To be useful, any HD treatment will need to be safe for prolonged use, but the long-term consequences of a reduction or loss of the normal Huntingtin protein are unknown. Conditional inactivation of the mouse Huntingtin homolog (Hdh) beginning early in postnatal development reduced Huntingtin levels by 84–90% in the forebrain and 30–50% in the cerebellum and caused a progressive motor defect, neurodegeneration, and reduced life span (Dragatsis et al., 2000). In contrast, a recent study (Drouet et al., 2009) used differences between the endogenous rat huntingtin and a lentiviral human huntingtin fragment (82Q) to examine the effects of allele-specific and non-specific silencing. After nine months, rats treated with either the human specific or the universal (rat and human) shRNA had similar numbers of surviving cells, suggesting that silencing of wild-type Huntingtin does not cause or accelerate the HD-like pathology. The difference between the earlier and more recent findings may reflect differences in experimental timing, extent, or localization of Huntingtin reduction. Therefore, partial, localized reduction of both mutant and wild-type Huntingtin may, in fact, be a viable treatment strategy. Caution is still warranted: striatal-specific reduction of endogenous rat Huntingtin was associated with significant changes in gene expression that were not seen when only the human 82Q fragment was targeted, and these changes were specific to pathways associated with known Huntingtin functions (Drouet et al., 2009).

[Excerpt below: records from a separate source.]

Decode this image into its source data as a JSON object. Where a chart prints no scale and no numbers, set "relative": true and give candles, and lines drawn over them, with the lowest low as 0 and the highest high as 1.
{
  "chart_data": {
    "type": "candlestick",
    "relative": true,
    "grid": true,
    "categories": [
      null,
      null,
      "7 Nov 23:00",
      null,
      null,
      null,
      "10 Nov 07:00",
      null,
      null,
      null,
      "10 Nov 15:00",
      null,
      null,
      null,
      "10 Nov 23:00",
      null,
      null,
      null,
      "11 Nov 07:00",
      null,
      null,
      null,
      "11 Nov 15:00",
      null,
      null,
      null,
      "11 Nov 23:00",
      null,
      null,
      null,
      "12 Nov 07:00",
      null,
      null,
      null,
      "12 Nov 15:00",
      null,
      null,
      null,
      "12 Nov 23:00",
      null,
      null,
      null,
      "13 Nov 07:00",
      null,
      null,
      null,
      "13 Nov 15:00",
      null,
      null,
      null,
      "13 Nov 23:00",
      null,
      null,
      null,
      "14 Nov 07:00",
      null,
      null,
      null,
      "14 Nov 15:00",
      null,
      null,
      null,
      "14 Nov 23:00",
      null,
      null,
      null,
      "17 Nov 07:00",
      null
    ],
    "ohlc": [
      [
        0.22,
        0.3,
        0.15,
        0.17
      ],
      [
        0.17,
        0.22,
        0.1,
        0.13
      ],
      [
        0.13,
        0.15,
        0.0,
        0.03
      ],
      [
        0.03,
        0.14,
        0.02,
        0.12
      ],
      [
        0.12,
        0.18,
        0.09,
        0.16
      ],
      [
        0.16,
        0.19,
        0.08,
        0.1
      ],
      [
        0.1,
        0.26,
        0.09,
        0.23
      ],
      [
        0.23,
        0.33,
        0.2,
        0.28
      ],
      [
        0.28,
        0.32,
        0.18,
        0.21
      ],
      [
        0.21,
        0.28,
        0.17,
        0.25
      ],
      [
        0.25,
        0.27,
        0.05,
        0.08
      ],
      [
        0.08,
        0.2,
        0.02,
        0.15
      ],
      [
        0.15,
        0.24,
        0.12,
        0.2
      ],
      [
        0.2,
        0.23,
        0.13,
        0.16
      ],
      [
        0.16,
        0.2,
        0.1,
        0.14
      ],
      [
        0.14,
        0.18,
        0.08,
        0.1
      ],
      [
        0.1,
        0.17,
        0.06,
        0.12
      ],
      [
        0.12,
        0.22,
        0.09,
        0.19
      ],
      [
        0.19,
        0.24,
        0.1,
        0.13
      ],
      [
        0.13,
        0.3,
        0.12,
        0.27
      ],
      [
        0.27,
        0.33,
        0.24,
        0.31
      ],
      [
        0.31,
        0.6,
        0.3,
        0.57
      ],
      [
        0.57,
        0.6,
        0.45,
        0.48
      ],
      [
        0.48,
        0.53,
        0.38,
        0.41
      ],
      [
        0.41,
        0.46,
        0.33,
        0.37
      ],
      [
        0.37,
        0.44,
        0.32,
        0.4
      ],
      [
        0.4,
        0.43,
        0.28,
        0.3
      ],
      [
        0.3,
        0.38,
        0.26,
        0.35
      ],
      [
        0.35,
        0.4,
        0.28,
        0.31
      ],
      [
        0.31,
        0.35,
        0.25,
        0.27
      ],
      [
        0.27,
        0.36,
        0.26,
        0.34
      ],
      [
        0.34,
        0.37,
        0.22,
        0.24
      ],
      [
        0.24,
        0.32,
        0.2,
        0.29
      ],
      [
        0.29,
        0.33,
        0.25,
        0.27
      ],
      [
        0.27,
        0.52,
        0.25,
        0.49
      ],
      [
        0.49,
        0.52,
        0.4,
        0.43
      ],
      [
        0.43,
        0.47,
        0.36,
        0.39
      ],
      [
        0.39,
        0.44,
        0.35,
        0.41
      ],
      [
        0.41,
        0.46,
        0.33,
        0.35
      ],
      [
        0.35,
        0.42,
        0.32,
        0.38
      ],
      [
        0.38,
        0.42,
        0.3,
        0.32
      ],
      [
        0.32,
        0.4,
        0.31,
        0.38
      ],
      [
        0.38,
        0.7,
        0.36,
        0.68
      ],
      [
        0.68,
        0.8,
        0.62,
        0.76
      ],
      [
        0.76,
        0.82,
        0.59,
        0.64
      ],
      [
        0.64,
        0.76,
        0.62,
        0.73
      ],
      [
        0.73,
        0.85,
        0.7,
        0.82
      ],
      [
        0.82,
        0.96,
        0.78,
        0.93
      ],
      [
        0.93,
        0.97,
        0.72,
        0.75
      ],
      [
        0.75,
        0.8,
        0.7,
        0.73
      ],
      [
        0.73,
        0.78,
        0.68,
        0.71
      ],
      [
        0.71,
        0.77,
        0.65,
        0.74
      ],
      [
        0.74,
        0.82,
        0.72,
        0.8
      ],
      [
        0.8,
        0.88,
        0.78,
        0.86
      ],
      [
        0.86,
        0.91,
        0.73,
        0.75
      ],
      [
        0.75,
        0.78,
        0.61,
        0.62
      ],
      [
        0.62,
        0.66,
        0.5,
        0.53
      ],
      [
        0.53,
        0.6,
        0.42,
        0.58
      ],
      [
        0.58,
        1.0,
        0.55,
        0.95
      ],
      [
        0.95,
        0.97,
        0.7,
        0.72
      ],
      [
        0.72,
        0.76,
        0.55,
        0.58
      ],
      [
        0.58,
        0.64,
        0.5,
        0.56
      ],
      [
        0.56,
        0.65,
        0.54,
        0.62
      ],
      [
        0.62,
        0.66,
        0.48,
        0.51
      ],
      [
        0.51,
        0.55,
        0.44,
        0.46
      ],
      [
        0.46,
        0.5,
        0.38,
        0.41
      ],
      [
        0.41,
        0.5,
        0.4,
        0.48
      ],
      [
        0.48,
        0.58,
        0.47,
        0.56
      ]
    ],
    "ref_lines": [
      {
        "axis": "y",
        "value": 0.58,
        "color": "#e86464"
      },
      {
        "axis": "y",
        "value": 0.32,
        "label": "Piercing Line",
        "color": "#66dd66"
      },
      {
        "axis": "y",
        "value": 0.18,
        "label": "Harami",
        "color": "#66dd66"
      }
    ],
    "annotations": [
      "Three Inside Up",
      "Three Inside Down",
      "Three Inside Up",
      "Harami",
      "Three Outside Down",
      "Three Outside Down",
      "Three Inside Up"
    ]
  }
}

The results of this recent group of papers bring us closer to a clinically useful therapy for HD. A majority of HD patients may be treatable by a relatively small number of siRNAs, others may benefit from siRNA or other silencing molecules targeting common features of mutant and wild-type Huntingtin mRNA. The basic components of a strategy for allele-specific silencing are now in place: a testing method for selecting the appropriate target in patients (Liu et al., 2008), a list of SNP target candidates (Lombardi et al., 2009; Pfister et al., 2009), and a set of siRNAs with demonstrated selectivity in culture (Lombardi et al., 2009; Pfister et al., 2009; Zhang et al., 2009). Tempering our excitement however is the absence of a therapeutically relevant delivery method for introducing siRNAs or antisense drugs into the appropriate cells of the brain. This remaining challenge clearly demands our effort and will likely require close collaboration between academic and industrial scientists to solve.